Como surgiu o caminho para falar sobre isso para crianças? A menina, a gaiola, o passarinho...
A gaiola já era uma imagem que eu usava quando falava com meus amigos sobre a separação. À medida que a gente ia se afastando, eu dizia que ia "alargando a gaiola". Essa história já foi muito usada, da menina e do passarinho, tem várias canções com isso. E ela cabia muito bem neste tema. Foi tudo com imagens para crianças –gaiola, passarinho–, mas é exatamente o que sinto. Como se existisse um mundo perfeito naquele amor. De alguém que ama alguém e não quer perder, e até pede pra ficar preso na gaiola para garantir que aquilo vai durar. Mas descobre que não, tem uma vida lá fora que ainda o atrai.
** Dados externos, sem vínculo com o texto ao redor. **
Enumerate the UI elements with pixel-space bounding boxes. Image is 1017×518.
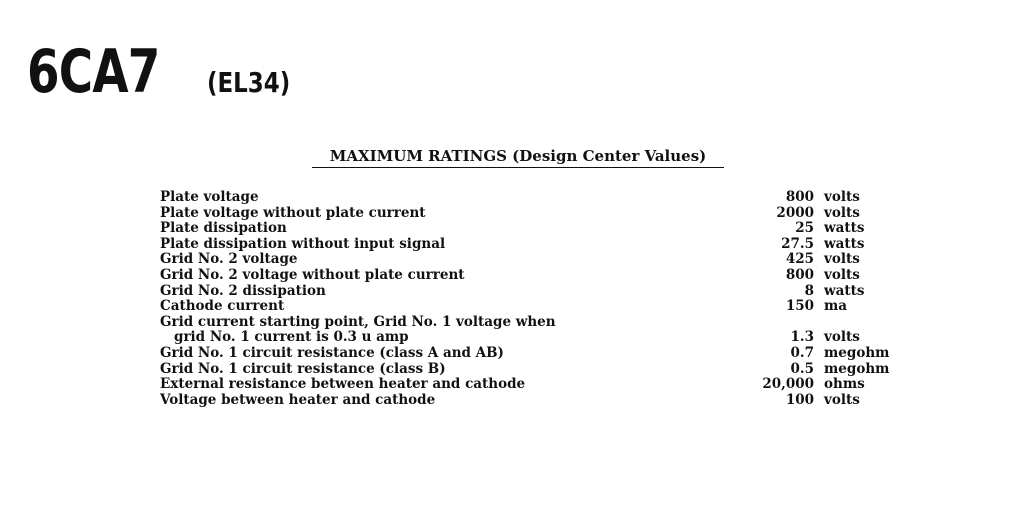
rating-value: 20,000 bbox=[762, 376, 814, 393]
rating-unit: volts bbox=[824, 329, 860, 346]
rating-value: 100 bbox=[785, 391, 814, 408]
rating-row bbox=[160, 221, 920, 237]
tube-name: 6CA7 bbox=[27, 37, 160, 107]
rating-unit: volts bbox=[824, 189, 860, 205]
rating-row bbox=[160, 237, 920, 253]
rating-label: Plate dissipation without input signal bbox=[160, 235, 446, 252]
rating-row bbox=[160, 330, 920, 346]
rating-value: 800 bbox=[785, 189, 814, 205]
rating-unit: watts bbox=[824, 235, 865, 252]
rating-unit: volts bbox=[824, 251, 860, 268]
rating-value: 25 bbox=[795, 220, 814, 237]
rating-label: grid No. 1 current is 0.3 u amp bbox=[174, 329, 409, 346]
rating-label: Grid current starting point, Grid No. 1 voltage when bbox=[160, 313, 556, 330]
tube-alt-name: (EL34) bbox=[207, 66, 291, 99]
rating-unit: megohm bbox=[824, 360, 890, 377]
rating-unit: volts bbox=[824, 391, 860, 408]
section-heading: MAXIMUM RATINGS (Design Center Values) bbox=[312, 147, 724, 168]
rating-value: 1.3 bbox=[790, 329, 814, 346]
rating-value: 0.5 bbox=[790, 360, 814, 377]
ratings-table bbox=[160, 190, 920, 408]
rating-row bbox=[160, 268, 920, 284]
rating-label: External resistance between heater and cathode bbox=[160, 376, 526, 393]
rating-row bbox=[160, 190, 920, 206]
rating-label: Grid No. 1 circuit resistance (class A and AB) bbox=[160, 344, 504, 361]
rating-unit: megohm bbox=[824, 344, 890, 361]
rating-unit: ma bbox=[824, 298, 848, 315]
rating-label: Grid No. 2 voltage bbox=[160, 251, 298, 268]
rating-label: Cathode current bbox=[160, 298, 285, 315]
rating-unit: watts bbox=[824, 220, 865, 237]
rating-label: Grid No. 2 dissipation bbox=[160, 282, 326, 299]
rating-row bbox=[160, 315, 920, 331]
rating-unit: watts bbox=[824, 282, 865, 299]
rating-unit: ohms bbox=[824, 376, 865, 393]
rating-label: Grid No. 1 circuit resistance (class B) bbox=[160, 360, 446, 377]
rating-row bbox=[160, 393, 920, 409]
rating-label: Voltage between heater and cathode bbox=[160, 391, 436, 408]
rating-label: Plate voltage bbox=[160, 189, 259, 205]
rating-value: 8 bbox=[804, 282, 814, 299]
rating-row bbox=[160, 362, 920, 378]
rating-unit: volts bbox=[824, 266, 860, 283]
title-block bbox=[27, 37, 309, 107]
rating-label: Grid No. 2 voltage without plate current bbox=[160, 266, 465, 283]
rating-value: 425 bbox=[785, 251, 814, 268]
rating-row bbox=[160, 377, 920, 393]
rating-value: 800 bbox=[785, 266, 814, 283]
rating-row bbox=[160, 206, 920, 222]
rating-value: 150 bbox=[785, 298, 814, 315]
rating-label: Plate voltage without plate current bbox=[160, 204, 426, 221]
rating-value: 2000 bbox=[776, 204, 814, 221]
rating-row bbox=[160, 252, 920, 268]
rating-unit: volts bbox=[824, 204, 860, 221]
rating-value: 27.5 bbox=[781, 235, 814, 252]
rating-value: 0.7 bbox=[790, 344, 814, 361]
rating-row bbox=[160, 284, 920, 300]
rating-label: Plate dissipation bbox=[160, 220, 287, 237]
rating-row bbox=[160, 299, 920, 315]
rating-row bbox=[160, 346, 920, 362]
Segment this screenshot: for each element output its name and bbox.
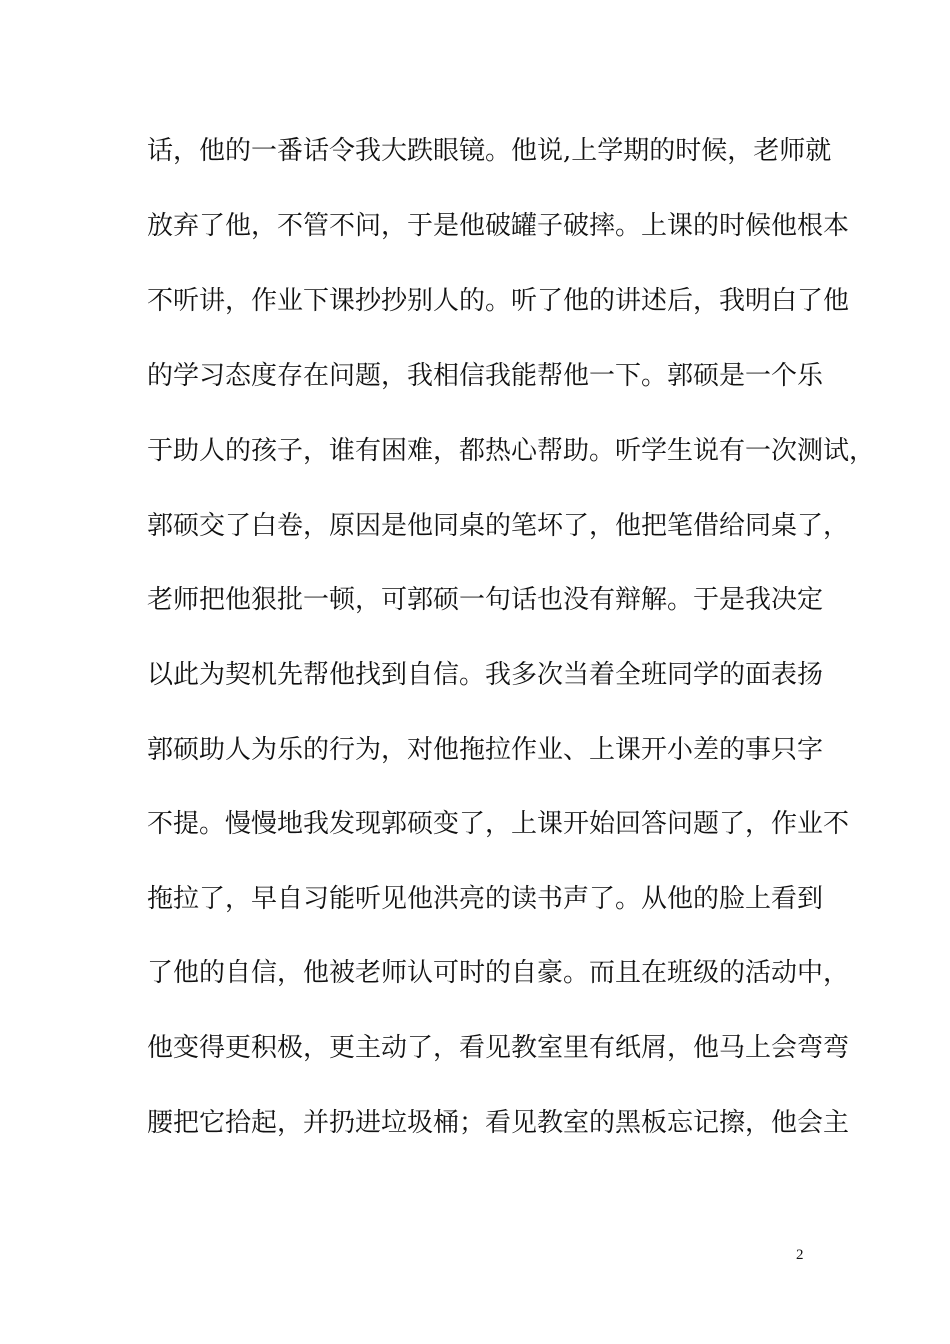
text-line: 他变得更积极，更主动了，看见教室里有纸屑，他马上会弯弯 (147, 1033, 850, 1063)
text-line: 的学习态度存在问题，我相信我能帮他一下。郭硕是一个乐 (147, 361, 824, 391)
text-line: 话，他的一番话令我大跌眼镜。他说,上学期的时候，老师就 (147, 136, 832, 166)
text-line: 不听讲，作业下课抄抄别人的。听了他的讲述后，我明白了他 (147, 286, 850, 316)
text-line: 了他的自信，他被老师认可时的自豪。而且在班级的活动中， (147, 958, 850, 988)
text-line: 放弃了他，不管不问，于是他破罐子破摔。上课的时候他根本 (147, 211, 850, 241)
text-line: 于助人的孩子，谁有困难，都热心帮助。听学生说有一次测试， (147, 436, 876, 466)
text-line: 腰把它拾起，并扔进垃圾桶；看见教室的黑板忘记擦，他会主 (147, 1108, 850, 1138)
text-line: 不提。慢慢地我发现郭硕变了，上课开始回答问题了，作业不 (147, 809, 850, 839)
text-line: 郭硕交了白卷，原因是他同桌的笔坏了，他把笔借给同桌了， (147, 511, 850, 541)
text-line: 拖拉了，早自习能听见他洪亮的读书声了。从他的脸上看到 (147, 884, 824, 914)
page-number: 2 (796, 1247, 804, 1263)
text-line: 老师把他狠批一顿，可郭硕一句话也没有辩解。于是我决定 (147, 585, 824, 615)
text-line: 以此为契机先帮他找到自信。我多次当着全班同学的面表扬 (147, 660, 824, 690)
text-line: 郭硕助人为乐的行为，对他拖拉作业、上课开小差的事只字 (147, 735, 824, 765)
Você acha que dá para falar sobre qualquer tema com as crianças?
Penso em algo que está muito claro em tudo que escrevo, e principalmente para crianças: só com amor. Eu tinha muito medo de "A Gaiola" desfazer nas crianças a fantasia, o sonho de um amor eterno. Eu tinha tanta fé no amor, e coloquei o amor em cheque. Mas existem separações, e existe o amor em que as pessoas se dão inteiras mesmo, em que o amor é o mais importante.

O livro é dedicado à sua neta Isadora. Fale um pouco desta outra forma de amor, entre avó e neta.
É melhor do que ser mãe, é óbvio, porque não tem o trabalho do dia a dia. É engraçado porque com a Isadora, 5, a gente tem uma identificação muito grande. Isadora já contém minha mãe, meu pai, eu, minha filha, uma união de almas muito importantes pra mim. É como se ela fosse uma condensação da minha vida toda. A vida continua através dos filhos e dos netos. Não consigo te responder nada além desse clichê porque é essa mesmo a sensação. É o amor da continuidade. E é muito bom. Ter de novo uma criança aos 49, a idade que eu tinha quando ela nasceu, é uma renovação de esperança, uma aposta no futuro.

A literatura também pode ser uma gaiola para você?
Não. A literatura sempre me liberta. Claro que tem dia em que tenho que terminar um texto e não estou inspirada, e me dá uma sensação de aprisionamento porque não tenho como fugir. Isso quando é um texto sob encomenda, com um objetivo. Quando escrevo meus livros, tenho uma liberdade maior. Quando termino, em geral, acho que estou uma pessoa melhor do que estava quando comecei a escrever. E me sinto mais livre.